A sentença, com mais de 400 páginas, foi proferida pelo juiz Nicklin, que concluiu que não existiam provas suficientes para demonstrar que os artigos contestados resultaram de práticas ilegais, como a interceção de mensagens de voz ou outros métodos ilícitos.

Na decisão, o magistrado reconheceu que Harry procurou transmitir ao tribunal o impacto pessoal que o caso teve na sua vida. "Ficou evidente que desejava que o tribunal compreendesse o impacto pessoal das questões em discussão", escreveu o juiz, acrescentando, contudo, que essa postura "não afetou a qualidade do seu depoimento".

Ao analisar um dos artigos em causa, relacionado com a nomeação de Harry como padrinho do filho da antiga ama Tiggy Legge-Bourke, o tribunal concluiu que não foi demonstrado que a informação tivesse sido obtida através de escutas telefónicas ou de qualquer outro meio ilegal.

"Cabe ao Príncipe Harry provar que as informações (...) foram obtidas por meios ilícitos", refere a decisão judicial, sublinhando que "não há provas documentais" que sustentem essa alegação.

Após o anúncio da sentença, a Associated Newspapers considerou tratar-se de "uma vitória esmagadora para o Daily Mail, para os seus jornalistas e para a liberdade de imprensa". A empresa destacou ainda que o tribunal rejeitou todas as alegações apresentadas pelos requerentes e garantiu que os artigos publicados tiveram origem em "fontes legítimas".

A editora sustentou ainda que nunca foram apresentadas provas credíveis para acusações como escutas em casas ou automóveis, interceção de chamadas telefónicas ou acesso ilegal a contas bancárias, classificando essas suspeitas como "sensacionalistas" e "absurdas".

Durante o julgamento, que decorreu ao longo de dois meses e meio, Harry prestou depoimento presencialmente em Londres, no início do ano.

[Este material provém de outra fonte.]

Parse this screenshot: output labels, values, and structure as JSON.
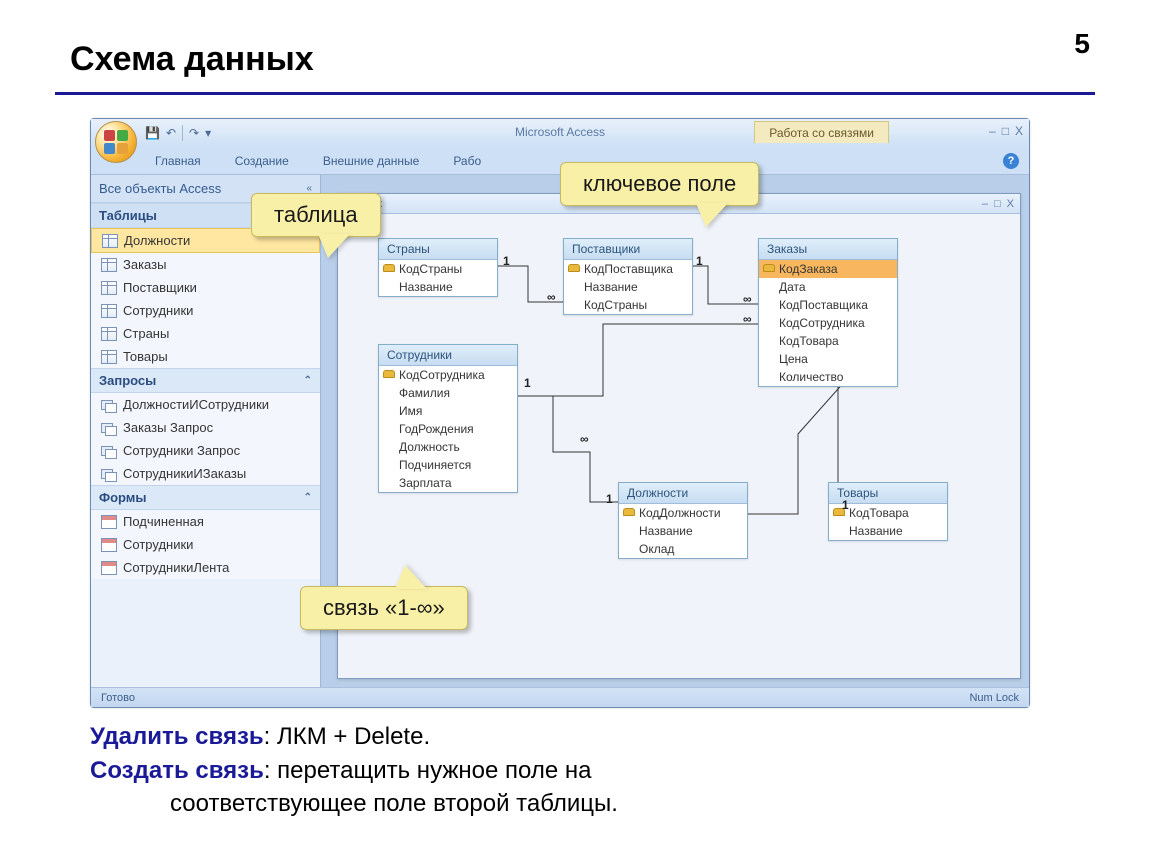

O duque emocionou-se várias vezes ao recordar o impacto que a cobertura mediática teve na sua vida pessoal e na da mulher, Meghan Markle (44).

"Eles continuam a perseguir-me, transformaram a vida da minha mulher num verdadeiro inferno", afirmou perante o tribunal.

O advogado de Harry, David Sherborne, defendeu que os artigos publicados entre 2001 e 2013 invadiram profundamente a privacidade do príncipe, incidindo sobre as suas relações pessoais antes de conhecer Meghan. O representante legal sustentou ainda que o seu cliente viveu durante anos com sentimentos de "angústia" e "paranoia", convencido de que era alvo de uma campanha contínua por parte da editora.

Além de Harry, integravam esta ação judicial personalidades como Sir Elton John, David Furnish (63), Elizabeth Hurley (61) e a baronesa Doreen Lawrence (73), que acusavam a Associated Newspapers de recorrer a práticas ilegais para recolher informação, incluindo interceção de mensagens de voz, utilização de investigadores privados e obtenção fraudulenta de dados pessoais.